Wearing Technology to stay fit
Did you know that wearable technology, which consists of sports and activity trackers, accounts for nearly USD 700 M
Let’s take a sneak peek into the history of wearable technology.
It is fascinating that the development of wearable technology started with a sketch, in 1472. Yes, a sketch! Historians have followed the historical backdrop of pedometer back to sketches made by Leonardo da Vinci. Later in the 1780s, Thomas Jefferson introduced the first pedometer to the US, entitled Tomish Meter, which originated from a sensitive French or Swiss watch. In 1921, lie detector was developed as the first machine to measure galvanic skin response, pulse rate, and blood pressure. The first wearable hearing aid was developed in 1938, marking one of the earliest steps into the fast-growing medical device wearable industry. In the early 21st century, C-Series was introduced as the world’s first fully digital pacemaker. With the use of this device, the doctors were able to download the patient’s health condition in just 18 seconds.
By 2006, fitness tracking became more accessible, with the launch of a wireless system by Nike and iPod. Nike+ footwear and iPod Nano were developed to not just record the steps but also delivered ultimate personal running and workout experience. A decade ago, Philips lifeline was introduced with the Auto alert automatic fall detection technology. Since 2016, wearable technology has been helping to make healthy lifestyle choices. With technological advancements, there is no doubt that wearables are here to stay. A shift in focus from invention to prevention has highlighted that our personal habits are changing.
“The global Wearable Devices market recorded 130.8 Million units shipment in 2017.
Did you know that data from wearables can be used in clinical trials?

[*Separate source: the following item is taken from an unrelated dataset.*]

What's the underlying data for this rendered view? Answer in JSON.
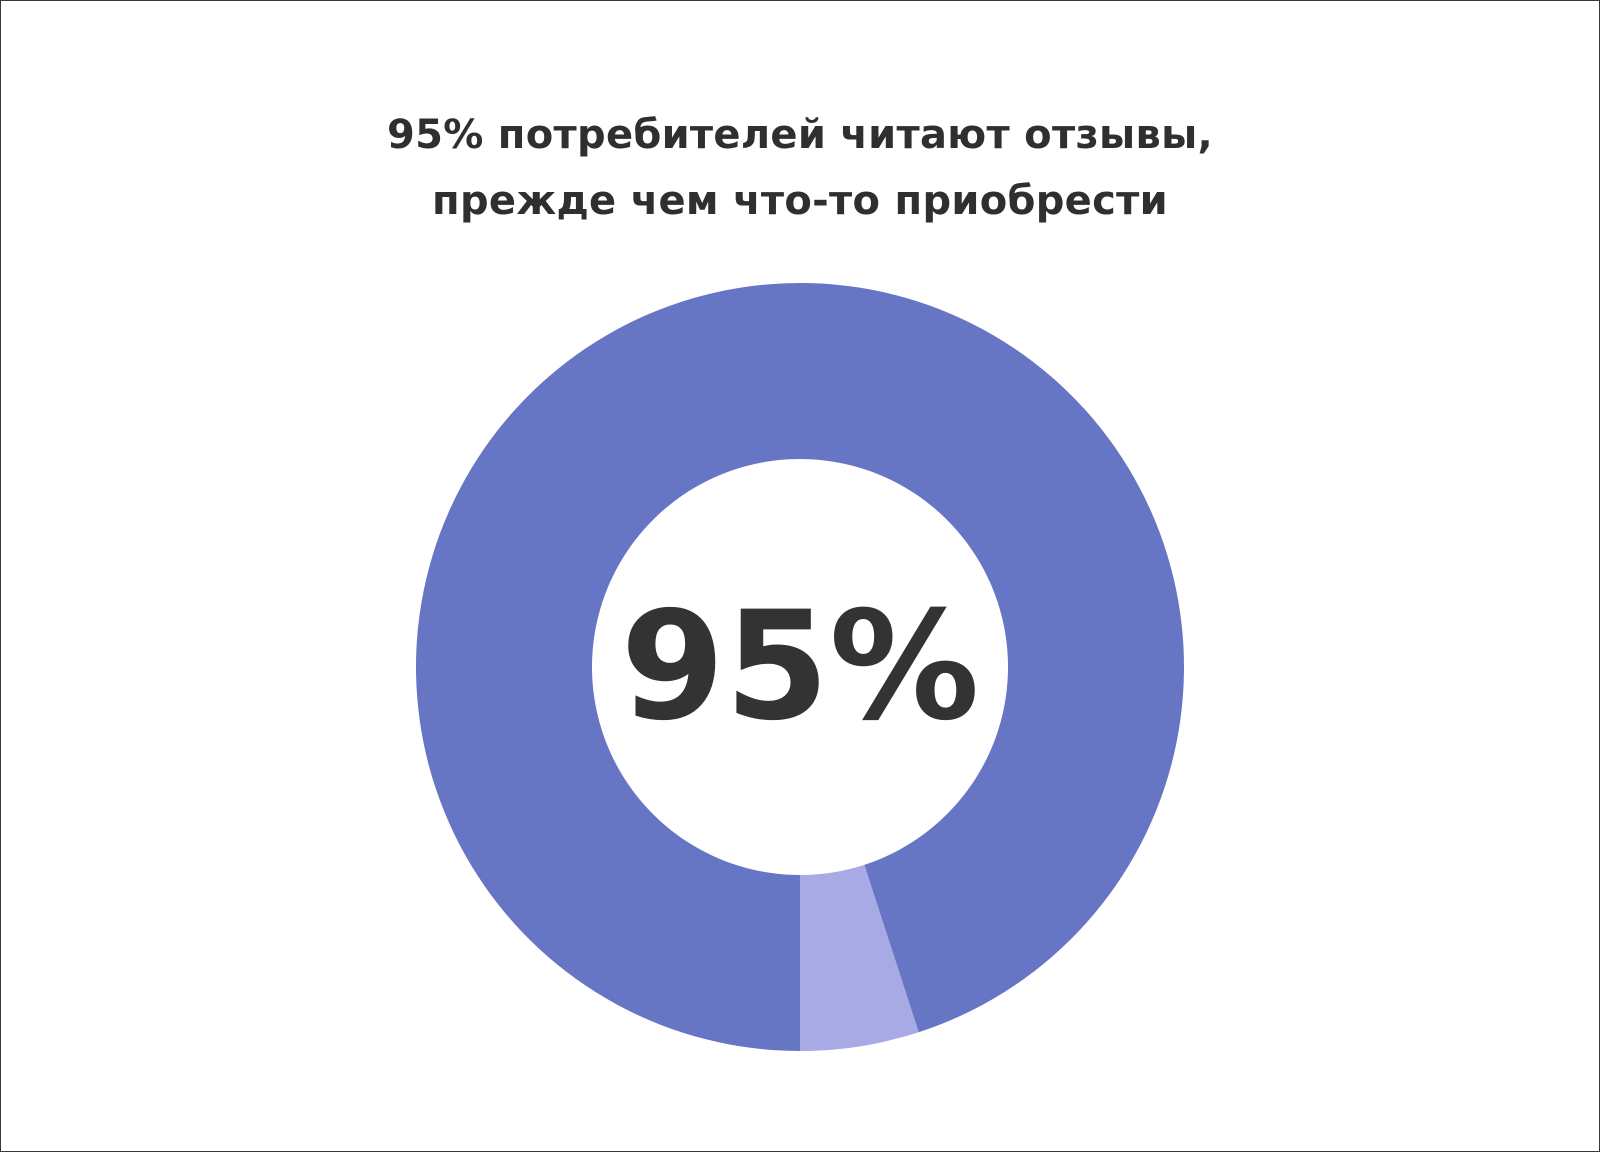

Digital technology has helped investigators to recreate clinical trials. Wearables have proven to track the amount of sleep, heart rate, physical activity, and much more. These devices collect the data passively and present a more illustrative picture of about the effects of an experimental drug. The typical idea of a wearable device is demonstrated as a fitness tracker or a smart electronic device that can be worn on the body. However, there is a variety of these devices, including implantable devices and the first Food and Drug Administration (FDA)-approved pill that can track a patient’s adherence. The Abilify MyCite has an ingestible sensor embedded in the pill that transmits a message to a wearable patch. The patch then transmits information to a mobile application. The FDA approved this antipsychotic pill in November 2017, and since then it is being used in the treatment of schizophrenia and bipolar disorder. It represents a potential game-changer in the therapeutic landscape of mental health disorders and other diseases where medication adherence has been posing a challenge.

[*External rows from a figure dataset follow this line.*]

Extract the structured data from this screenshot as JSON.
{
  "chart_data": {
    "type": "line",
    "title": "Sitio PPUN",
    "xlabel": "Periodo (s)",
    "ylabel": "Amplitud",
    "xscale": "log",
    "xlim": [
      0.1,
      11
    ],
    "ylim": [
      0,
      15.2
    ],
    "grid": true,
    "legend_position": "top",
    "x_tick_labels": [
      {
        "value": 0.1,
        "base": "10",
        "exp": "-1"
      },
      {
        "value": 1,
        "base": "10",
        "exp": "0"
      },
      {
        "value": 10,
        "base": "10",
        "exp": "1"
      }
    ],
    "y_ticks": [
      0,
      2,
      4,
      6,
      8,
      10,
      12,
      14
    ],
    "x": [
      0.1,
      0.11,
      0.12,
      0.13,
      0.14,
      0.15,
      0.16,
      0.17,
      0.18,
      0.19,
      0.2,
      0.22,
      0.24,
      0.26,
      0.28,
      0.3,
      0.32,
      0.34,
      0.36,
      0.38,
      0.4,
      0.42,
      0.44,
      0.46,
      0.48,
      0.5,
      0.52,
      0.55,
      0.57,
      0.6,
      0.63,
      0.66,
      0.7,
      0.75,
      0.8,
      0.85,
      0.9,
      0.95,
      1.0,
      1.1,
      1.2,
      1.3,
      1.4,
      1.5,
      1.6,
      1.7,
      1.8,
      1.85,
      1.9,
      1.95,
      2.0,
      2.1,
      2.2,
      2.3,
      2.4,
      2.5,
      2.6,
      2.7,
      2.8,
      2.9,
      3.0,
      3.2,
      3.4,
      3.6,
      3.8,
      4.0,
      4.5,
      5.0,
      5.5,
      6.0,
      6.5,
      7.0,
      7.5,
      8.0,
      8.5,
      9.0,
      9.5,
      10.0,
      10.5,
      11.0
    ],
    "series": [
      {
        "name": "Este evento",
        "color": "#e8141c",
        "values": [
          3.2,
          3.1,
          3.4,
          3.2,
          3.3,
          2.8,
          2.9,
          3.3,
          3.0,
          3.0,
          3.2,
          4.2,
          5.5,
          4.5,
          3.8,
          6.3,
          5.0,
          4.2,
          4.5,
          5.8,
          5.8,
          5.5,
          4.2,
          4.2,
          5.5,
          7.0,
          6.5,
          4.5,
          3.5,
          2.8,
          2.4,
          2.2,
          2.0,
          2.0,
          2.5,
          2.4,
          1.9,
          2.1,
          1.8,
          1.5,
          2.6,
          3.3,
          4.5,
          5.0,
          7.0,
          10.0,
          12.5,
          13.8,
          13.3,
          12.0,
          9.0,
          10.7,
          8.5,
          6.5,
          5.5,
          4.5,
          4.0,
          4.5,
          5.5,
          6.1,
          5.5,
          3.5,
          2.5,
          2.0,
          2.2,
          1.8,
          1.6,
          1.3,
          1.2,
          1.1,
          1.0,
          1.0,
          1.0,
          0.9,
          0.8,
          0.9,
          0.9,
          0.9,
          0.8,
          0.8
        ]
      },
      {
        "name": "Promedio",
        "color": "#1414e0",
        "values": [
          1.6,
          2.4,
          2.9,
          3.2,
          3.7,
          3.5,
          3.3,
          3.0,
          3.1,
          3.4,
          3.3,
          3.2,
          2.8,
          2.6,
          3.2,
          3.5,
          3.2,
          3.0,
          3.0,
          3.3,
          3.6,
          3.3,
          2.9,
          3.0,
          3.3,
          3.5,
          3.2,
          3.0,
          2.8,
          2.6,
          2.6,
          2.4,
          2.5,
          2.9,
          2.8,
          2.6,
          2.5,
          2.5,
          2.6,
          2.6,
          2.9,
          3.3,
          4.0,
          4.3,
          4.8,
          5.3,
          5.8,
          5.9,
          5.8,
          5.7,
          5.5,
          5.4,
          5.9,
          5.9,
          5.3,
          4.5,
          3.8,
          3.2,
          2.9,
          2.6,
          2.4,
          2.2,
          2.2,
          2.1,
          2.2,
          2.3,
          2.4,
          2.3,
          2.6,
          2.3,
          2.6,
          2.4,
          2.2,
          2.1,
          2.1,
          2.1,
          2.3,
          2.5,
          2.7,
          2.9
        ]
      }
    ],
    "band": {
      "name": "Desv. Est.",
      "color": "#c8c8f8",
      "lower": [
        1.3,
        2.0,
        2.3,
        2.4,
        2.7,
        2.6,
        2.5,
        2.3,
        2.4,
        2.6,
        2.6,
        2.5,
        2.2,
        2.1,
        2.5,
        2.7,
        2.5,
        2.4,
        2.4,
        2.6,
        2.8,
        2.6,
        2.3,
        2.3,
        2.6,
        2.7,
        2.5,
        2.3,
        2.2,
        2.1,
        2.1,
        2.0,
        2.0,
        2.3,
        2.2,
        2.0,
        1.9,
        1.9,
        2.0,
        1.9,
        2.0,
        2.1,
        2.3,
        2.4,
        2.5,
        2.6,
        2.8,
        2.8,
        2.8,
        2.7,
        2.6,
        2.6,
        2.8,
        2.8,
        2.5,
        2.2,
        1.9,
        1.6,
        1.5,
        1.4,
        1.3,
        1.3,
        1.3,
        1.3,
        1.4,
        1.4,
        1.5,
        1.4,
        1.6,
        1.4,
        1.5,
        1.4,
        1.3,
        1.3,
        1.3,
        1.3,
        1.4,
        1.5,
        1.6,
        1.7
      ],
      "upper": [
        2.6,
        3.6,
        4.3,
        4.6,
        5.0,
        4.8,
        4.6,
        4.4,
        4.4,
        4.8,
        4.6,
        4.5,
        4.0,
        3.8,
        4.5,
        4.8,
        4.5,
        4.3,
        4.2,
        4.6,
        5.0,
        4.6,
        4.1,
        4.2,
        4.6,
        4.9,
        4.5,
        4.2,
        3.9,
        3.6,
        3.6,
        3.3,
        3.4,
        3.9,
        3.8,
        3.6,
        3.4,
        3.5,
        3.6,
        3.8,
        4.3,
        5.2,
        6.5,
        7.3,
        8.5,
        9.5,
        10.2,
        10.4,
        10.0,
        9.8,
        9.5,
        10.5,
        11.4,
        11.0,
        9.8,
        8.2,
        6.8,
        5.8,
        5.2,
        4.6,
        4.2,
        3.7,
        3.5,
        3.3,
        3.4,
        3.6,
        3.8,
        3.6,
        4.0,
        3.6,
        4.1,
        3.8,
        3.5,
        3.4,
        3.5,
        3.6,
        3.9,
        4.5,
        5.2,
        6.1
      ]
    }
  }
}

The Future of Wearable Technology in the Healthcare Industry
While Wearables promise us a lot, there are still plenty of opportunities and challenges the technology will face in the healthcare industry in the coming years. However, these devices are in their early stages of development, and most of them still need to be approved by the U.S. FDA. Moreover, app and patient data security also pose a concern, and many privacy laws are still trying to accommodate the rapid growth of the healthcare wearable industry.
Key players in the market for development of wearable technology are Apple, Fitbit, Garmin, Adidas, Nike, Samsung Electronics, Sony Corporation, Huawei Technologies, LG Electronics, and Motorola Solutions. Other companies, which are expected to trail the market with their products, are Fossil Group, Google, Jawbone, Misfit, Pebble Technology, Polar Electro, Withings, Michael Kors, Casio Electronics, TAG Heuer, TomTom, ASUSTeK Computer, Xiaomi, Moov and others.
However, there is room for a lot of growth in the industry, and start-ups have barely scratched the surface in terms of possible health-specific wearables. One day, we may think of measuring our blood pressure with a smartwatch instead of a blood pressure cuff.